Habacuc 2 - Un point d'appui
Habacuc 2 - Un point d'appui
« Je vais prendre mon tour de garde, je vais me tenir sur le rempart; je vais guetter pour voir ce qu’il me dira et ce que je répliquerai au sujet de mes doléances. L’Éternel répondit en ces termes : Écris une vision, grave-la sur des tablettes, afin qu’on la lise couramment. Car c’est une vision dont l’échéance est fixée, elle aspire à son terme, elle ne décevra pas. Si elle tarde, attends-la, car elle s’accomplira certainement, elle ne sera pas différée. »
Habacuc 2.1-3
En lisant ce passage, je me suis souvenu d’un extrait de la biographie d’un grand théologien de notre siècle, l’américain Reinhold Niebuhr. L’auteur y rapporte l’anecdote suivante. En juillet 1951, Reinhold Niebuhr passait dix jours à Genève lors d’une conférence organisée par le Conseil œcuménique des Églises. Karl Barth, un autre grand théologien de notre siècle, quelles que soient les légitimes réserves que je formulerai à l’égard de son système théologique, s’y trouvait également. Avec Niebuhr et ses collègues américains, il engagea un de ces débats théologiques qui, sur le champ et pour des profanes, peuvent paraître ésotériques, mais façonnent pourtant profondément l’orientation ecclésiastique des générations futures. Karl Barth s’est rappelé cette rencontre et a écrit quelques lignes à son sujet.

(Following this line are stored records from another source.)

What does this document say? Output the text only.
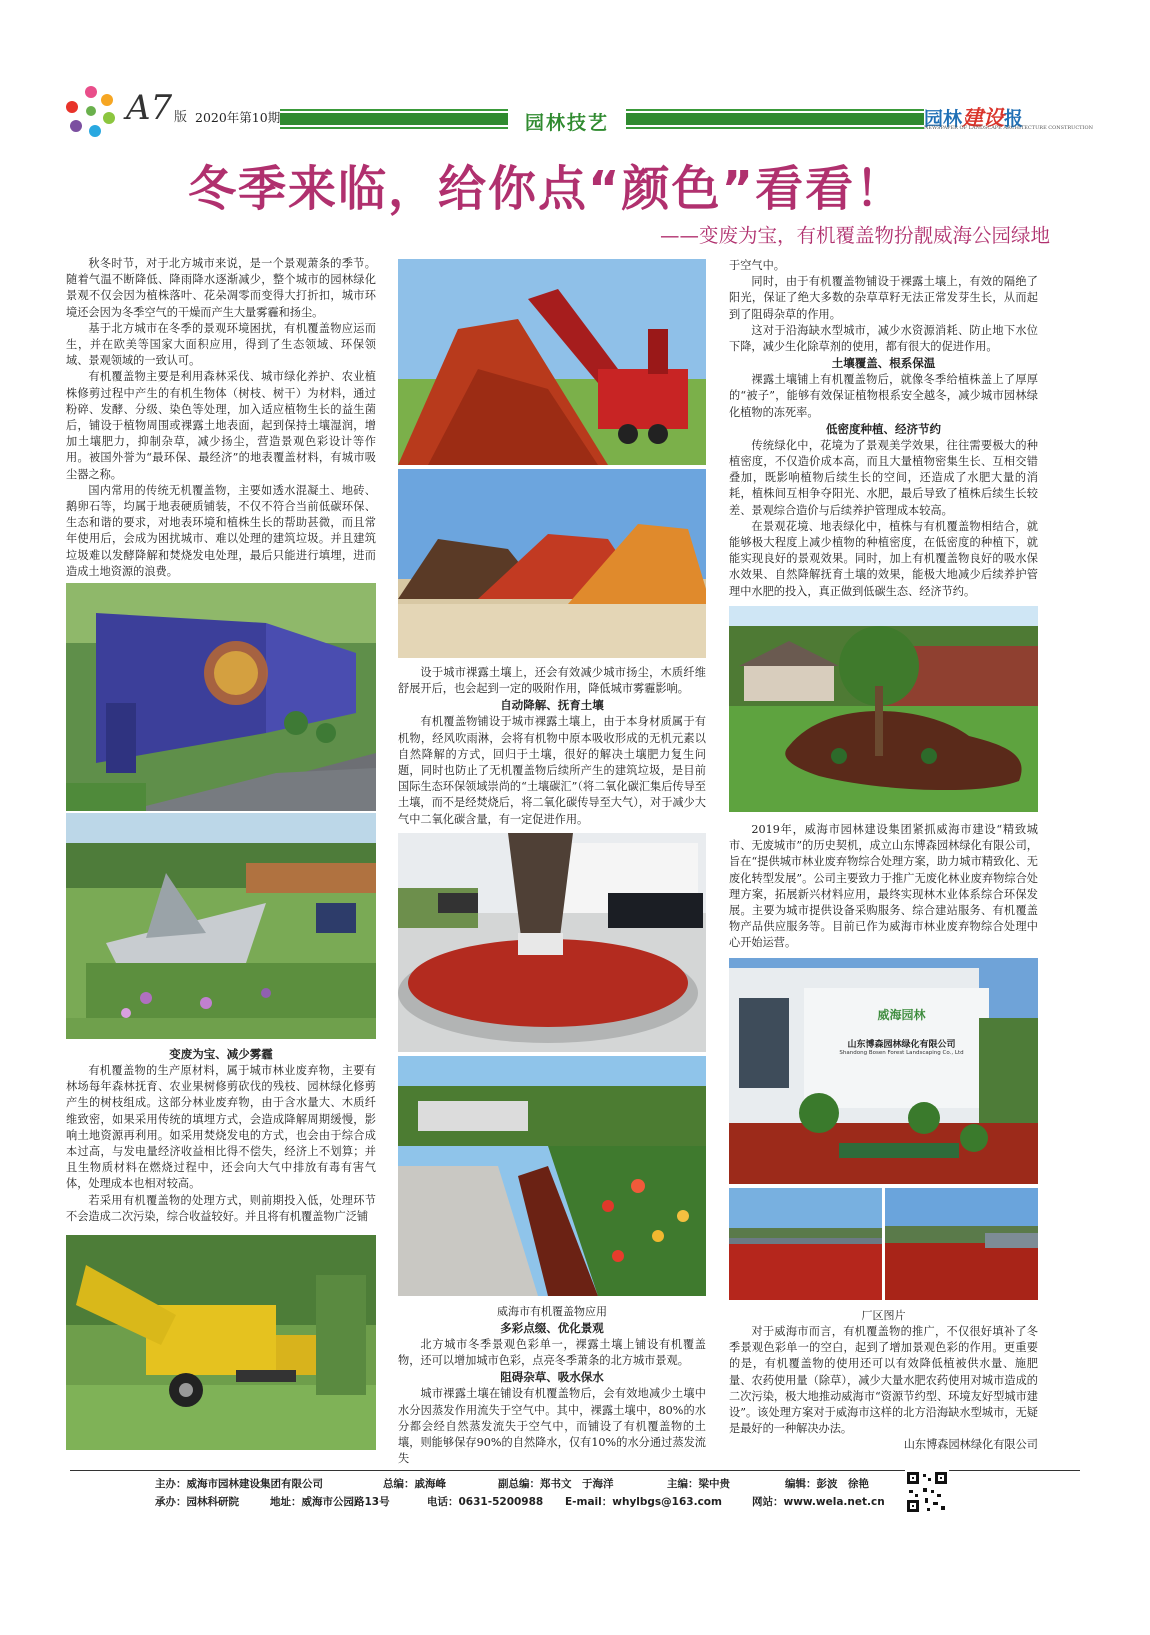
A7 版 2020年第10期	园林技艺	园林建设报
NEWSPAPER OF LANDSCAPE ARCHITECTURE CONSTRUCTION
冬季来临，给你点“颜色”看看！
——变废为宝，有机覆盖物扮靓威海公园绿地

秋冬时节，对于北方城市来说，是一个景观萧条的季节。随着气温不断降低、降雨降水逐渐减少，整个城市的园林绿化景观不仅会因为植株落叶、花朵凋零而变得大打折扣，城市环境还会因为冬季空气的干燥而产生大量雾霾和扬尘。

基于北方城市在冬季的景观环境困扰，有机覆盖物应运而生，并在欧美等国家大面积应用，得到了生态领域、环保领域、景观领域的一致认可。

有机覆盖物主要是利用森林采伐、城市绿化养护、农业植株修剪过程中产生的有机生物体（树枝、树干）为材料，通过粉碎、发酵、分级、染色等处理，加入适应植物生长的益生菌后，铺设于植物周围或裸露土地表面，起到保持土壤湿润，增加土壤肥力，抑制杂草，减少扬尘，营造景观色彩设计等作用。被国外誉为“最环保、最经济”的地表覆盖材料，有城市吸尘器之称。

国内常用的传统无机覆盖物，主要如透水混凝土、地砖、鹅卵石等，均属于地表硬质铺装，不仅不符合当前低碳环保、生态和谐的要求，对地表环境和植株生长的帮助甚微，而且常年使用后，会成为困扰城市、难以处理的建筑垃圾。并且建筑垃圾难以发酵降解和焚烧发电处理，最后只能进行填埋，进而造成土地资源的浪费。

变废为宝、减少雾霾

有机覆盖物的生产原材料，属于城市林业废弃物，主要有林场每年森林抚育、农业果树修剪砍伐的残枝、园林绿化修剪产生的树枝组成。这部分林业废弃物，由于含水量大、木质纤维致密，如果采用传统的填埋方式，会造成降解周期缓慢，影响土地资源再利用。如采用焚烧发电的方式，也会由于综合成本过高，与发电量经济收益相比得不偿失，经济上不划算；并且生物质材料在燃烧过程中，还会向大气中排放有毒有害气体，处理成本也相对较高。

若采用有机覆盖物的处理方式，则前期投入低，处理环节不会造成二次污染，综合收益较好。并且将有机覆盖物广泛铺

设于城市裸露土壤上，还会有效减少城市扬尘，木质纤维舒展开后，也会起到一定的吸附作用，降低城市雾霾影响。

自动降解、抚育土壤

有机覆盖物铺设于城市裸露土壤上，由于本身材质属于有机物，经风吹雨淋，会将有机物中原本吸收形成的无机元素以自然降解的方式，回归于土壤，很好的解决土壤肥力复生问题，同时也防止了无机覆盖物后续所产生的建筑垃圾，是目前国际生态环保领域崇尚的“土壤碳汇”（将二氧化碳汇集后传导至土壤，而不是经焚烧后，将二氧化碳传导至大气），对于减少大气中二氧化碳含量，有一定促进作用。

威海市有机覆盖物应用
多彩点缀、优化景观

北方城市冬季景观色彩单一，裸露土壤上铺设有机覆盖物，还可以增加城市色彩，点亮冬季萧条的北方城市景观。

阻碍杂草、吸水保水

城市裸露土壤在铺设有机覆盖物后，会有效地减少土壤中水分因蒸发作用流失于空气中。其中，裸露土壤中，80%的水分都会经自然蒸发流失于空气中，而铺设了有机覆盖物的土壤，则能够保存90%的自然降水，仅有10%的水分通过蒸发流失

于空气中。

同时，由于有机覆盖物铺设于裸露土壤上，有效的隔绝了阳光，保证了绝大多数的杂草草籽无法正常发芽生长，从而起到了阻碍杂草的作用。

这对于沿海缺水型城市，减少水资源消耗、防止地下水位下降，减少生化除草剂的使用，都有很大的促进作用。

土壤覆盖、根系保温

裸露土壤铺上有机覆盖物后，就像冬季给植株盖上了厚厚的“被子”，能够有效保证植物根系安全越冬，减少城市园林绿化植物的冻死率。

低密度种植、经济节约

传统绿化中，花境为了景观美学效果，往往需要极大的种植密度，不仅造价成本高，而且大量植物密集生长、互相交错叠加，既影响植物后续生长的空间，还造成了水肥大量的消耗，植株间互相争夺阳光、水肥，最后导致了植株后续生长较差、景观综合造价与后续养护管理成本较高。

在景观花境、地表绿化中，植株与有机覆盖物相结合，就能够极大程度上减少植物的种植密度，在低密度的种植下，就能实现良好的景观效果。同时，加上有机覆盖物良好的吸水保水效果、自然降解抚育土壤的效果，能极大地减少后续养护管理中水肥的投入，真正做到低碳生态、经济节约。

2019年，威海市园林建设集团紧抓威海市建设“精致城市、无废城市”的历史契机，成立山东博森园林绿化有限公司，旨在“提供城市林业废弃物综合处理方案，助力城市精致化、无废化转型发展”。公司主要致力于推广无废化林业废弃物综合处理方案，拓展新兴材料应用，最终实现林木业体系综合环保发展。主要为城市提供设备采购服务、综合建站服务、有机覆盖物产品供应服务等。目前已作为威海市林业废弃物综合处理中心开始运营。

威海园林
山东博森园林绿化有限公司
Shandong Bosen Forest Landscaping Co., Ltd
厂区图片

对于威海市而言，有机覆盖物的推广，不仅很好填补了冬季景观色彩单一的空白，起到了增加景观色彩的作用。更重要的是，有机覆盖物的使用还可以有效降低植被供水量、施肥量、农药使用量（除草），减少大量水肥农药使用对城市造成的二次污染，极大地推动威海市“资源节约型、环境友好型城市建设”。该处理方案对于威海市这样的北方沿海缺水型城市，无疑是最好的一种解决办法。

山东博森园林绿化有限公司
主办：威海市园林建设集团有限公司	总编：戚海峰	副总编：郑书文　于海洋	主编：梁中贵	编辑：彭波　徐艳
承办：园林科研院	地址：威海市公园路13号	电话：0631-5200988 E-mail：whylbgs@163.com	网站：www.wela.net.cn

« Nous nous sommes assis là et avons parlé pendant dix longues journées… Les Américains, Niebuhr et ses collègues; avec leurs dents blanches, brillantes et toutes saines; une résolution aussi, mais aucun problème grave les concernant; une énorme assurance quoiqu’une réflexion des plus minces! »

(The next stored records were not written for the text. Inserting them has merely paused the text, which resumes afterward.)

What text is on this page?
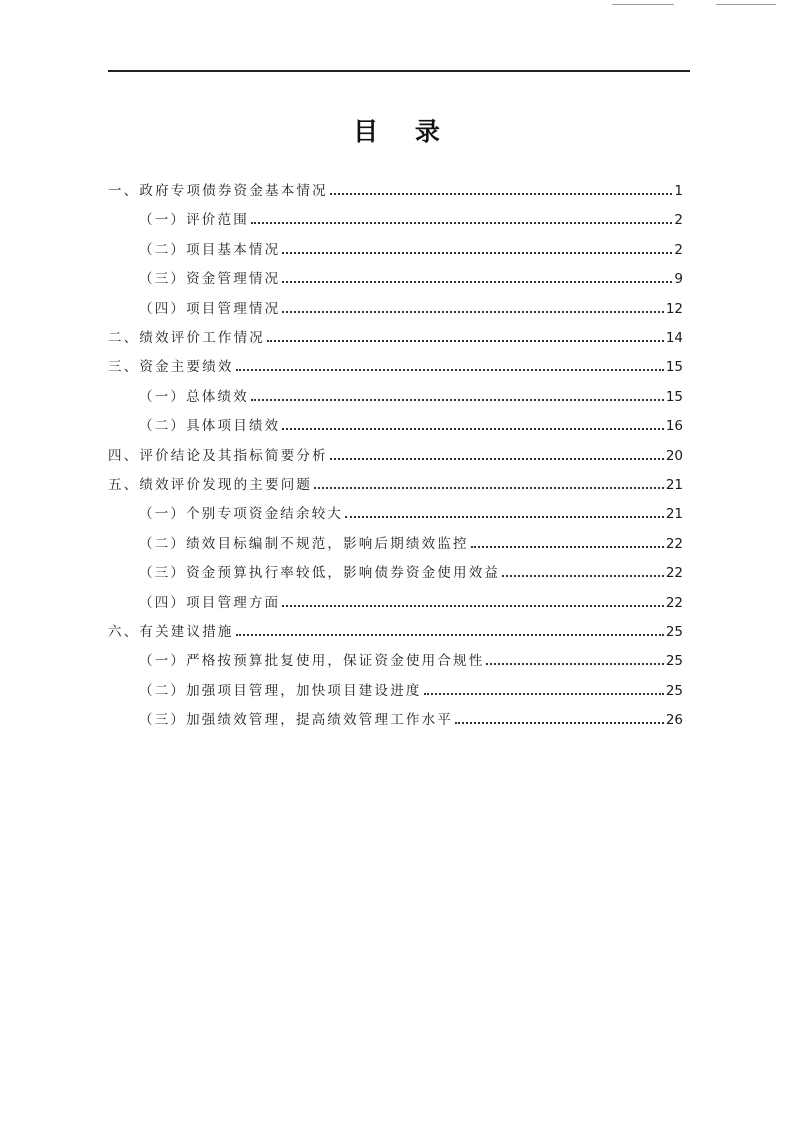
目 录
一、政府专项债券资金基本情况	1
（一）评价范围	2
（二）项目基本情况	2
（三）资金管理情况	9
（四）项目管理情况	12
二、绩效评价工作情况	14
三、资金主要绩效	15
（一）总体绩效	15
（二）具体项目绩效	16
四、评价结论及其指标简要分析	20
五、绩效评价发现的主要问题	21
（一）个别专项资金结余较大	21
（二）绩效目标编制不规范，影响后期绩效监控	22
（三）资金预算执行率较低，影响债券资金使用效益	22
（四）项目管理方面	22
六、有关建议措施	25
（一）严格按预算批复使用，保证资金使用合规性	25
（二）加强项目管理，加快项目建设进度	25
（三）加强绩效管理，提高绩效管理工作水平	26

Barth reprochait à Niebuhr d’ignorer ou bien de sous-estimer l’espérance ultime du chrétien et la victoire finale qui sera remportée sur le mal, au profit de son engagement dans le monde présent, en vue d’une justice dite sociale. De son côté, Niebuhr estimait que Barth, à sa façon irresponsable, intemporelle (a-historique), ne dépendait pas tellement, ainsi qu’il le prétendait, de l’espérance ultime, mais que lui aussi était conditionné par des circonstances historiques. Certes, admettait le théologien américain, Dieu se trouve au-delà de l’histoire et au-dessus d’elle, mais notre témoignage est profondément façonné par l’histoire du monde, notre histoire de chaque jour. Par conséquent, le chrétien agira de manière responsable dans la société présente.

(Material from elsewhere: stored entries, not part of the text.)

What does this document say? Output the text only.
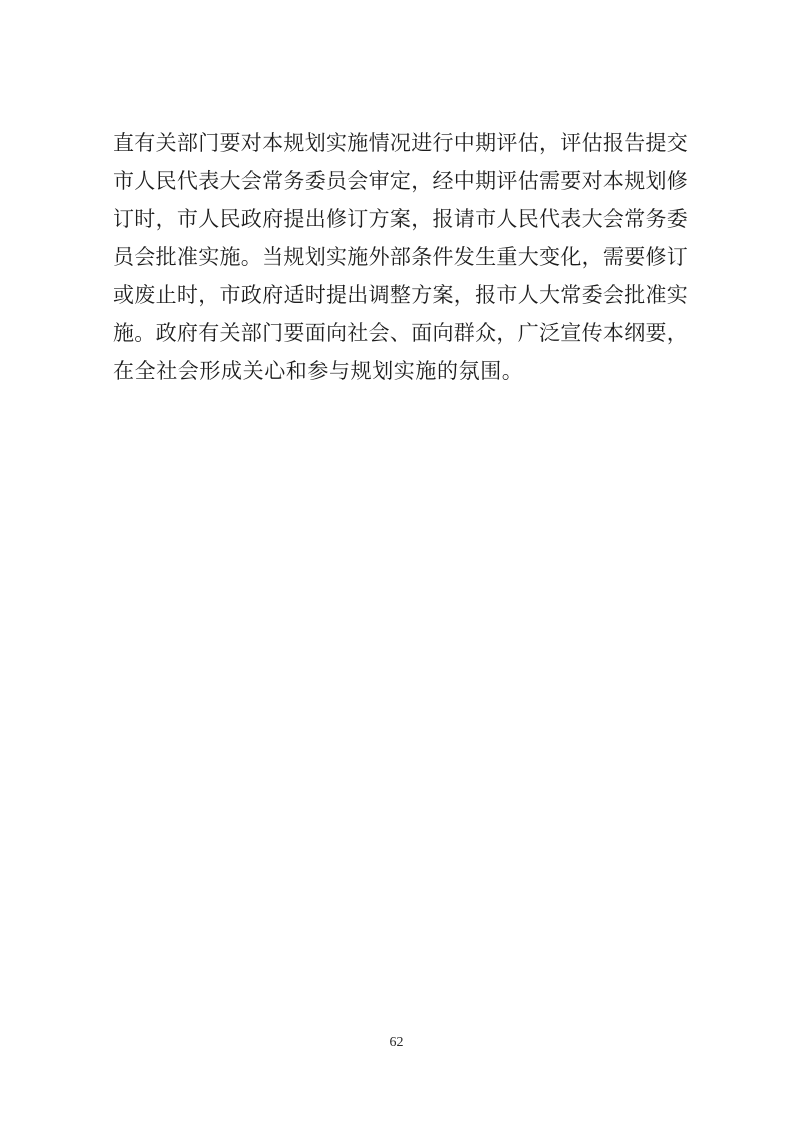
直有关部门要对本规划实施情况进行中期评估，评估报告提交
市人民代表大会常务委员会审定，经中期评估需要对本规划修
订时，市人民政府提出修订方案，报请市人民代表大会常务委
员会批准实施。当规划实施外部条件发生重大变化，需要修订
或废止时，市政府适时提出调整方案，报市人大常委会批准实
施。政府有关部门要面向社会、面向群众，广泛宣传本纲要，
在全社会形成关心和参与规划实施的氛围。
62
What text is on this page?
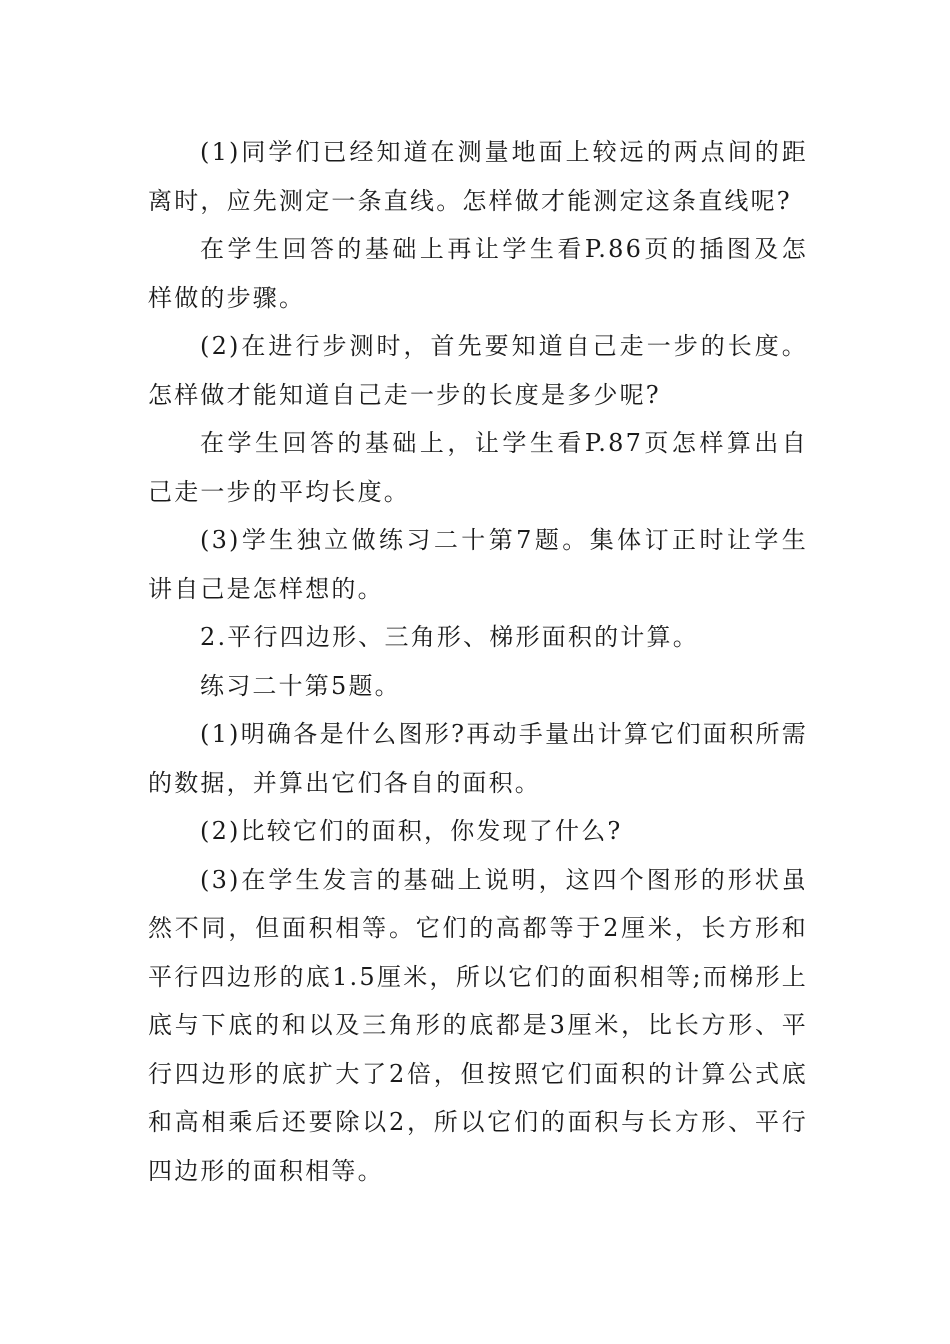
(1)同学们已经知道在测量地面上较远的两点间的距离时，应先测定一条直线。怎样做才能测定这条直线呢?

在学生回答的基础上再让学生看P.86页的插图及怎样做的步骤。

(2)在进行步测时，首先要知道自己走一步的长度。怎样做才能知道自己走一步的长度是多少呢?

在学生回答的基础上，让学生看P.87页怎样算出自己走一步的平均长度。

(3)学生独立做练习二十第7题。集体订正时让学生讲自己是怎样想的。

2.平行四边形、三角形、梯形面积的计算。

练习二十第5题。

(1)明确各是什么图形?再动手量出计算它们面积所需的数据，并算出它们各自的面积。

(2)比较它们的面积，你发现了什么?

(3)在学生发言的基础上说明，这四个图形的形状虽然不同，但面积相等。它们的高都等于2厘米，长方形和平行四边形的底1.5厘米，所以它们的面积相等;而梯形上底与下底的和以及三角形的底都是3厘米，比长方形、平行四边形的底扩大了2倍，但按照它们面积的计算公式底和高相乘后还要除以2，所以它们的面积与长方形、平行四边形的面积相等。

J’espère que vous ne manquerez pas de reconnaître l’enjeu de ce débat, car il est de taille. Et la méditation du passage du livre du prophète me conforte dans ce sentiment.
Je me suis souvenu d’une expression bien connue qui nous vient de l’antiquité classique, le « pou stô » grec, c’est-à-dire l’interrogation fondamentale que des penseurs grecs se posaient quant à leur position; quel était le point sur lequel ils devaient se tenir, et à partir d’où observer, réfléchir, agir.
Mais retournons au vieux prophète biblique! Il nous invite à choisir notre position non pas à côté de l’Américain « aux dents blanches et saines », ni à côté du Barth « au-dessus des contingences historiques », mais là où l’on reçoit une vision céleste et où l’on entend la Parole divine. Après tout, la tâche essentielle, aussi bien des plus grands penseurs théologiens que de chaque prédicateur de l’Évangile, est celle d’exhorter avec insistance et fidélité à se rendre vers le fondement exclusif sur lequel sera bâtie notre foi et sera fondée la confession de foi de l’Église. Placés sur ce point, le dilemme ne se pose pas entre ce que quelque part Karl Barth appelait la systole et la diastole, ou pour le dire de manière plus claire, entre la retraite au-dessus de la mêlée et l’engagement à corps perdu dans les affaires du monde présent. Le dilemme véritable se pose entre l’écoute attentive et obéissante de la Parole divine et la fuite en avant dans les multiples et souvent futiles actions temporelles.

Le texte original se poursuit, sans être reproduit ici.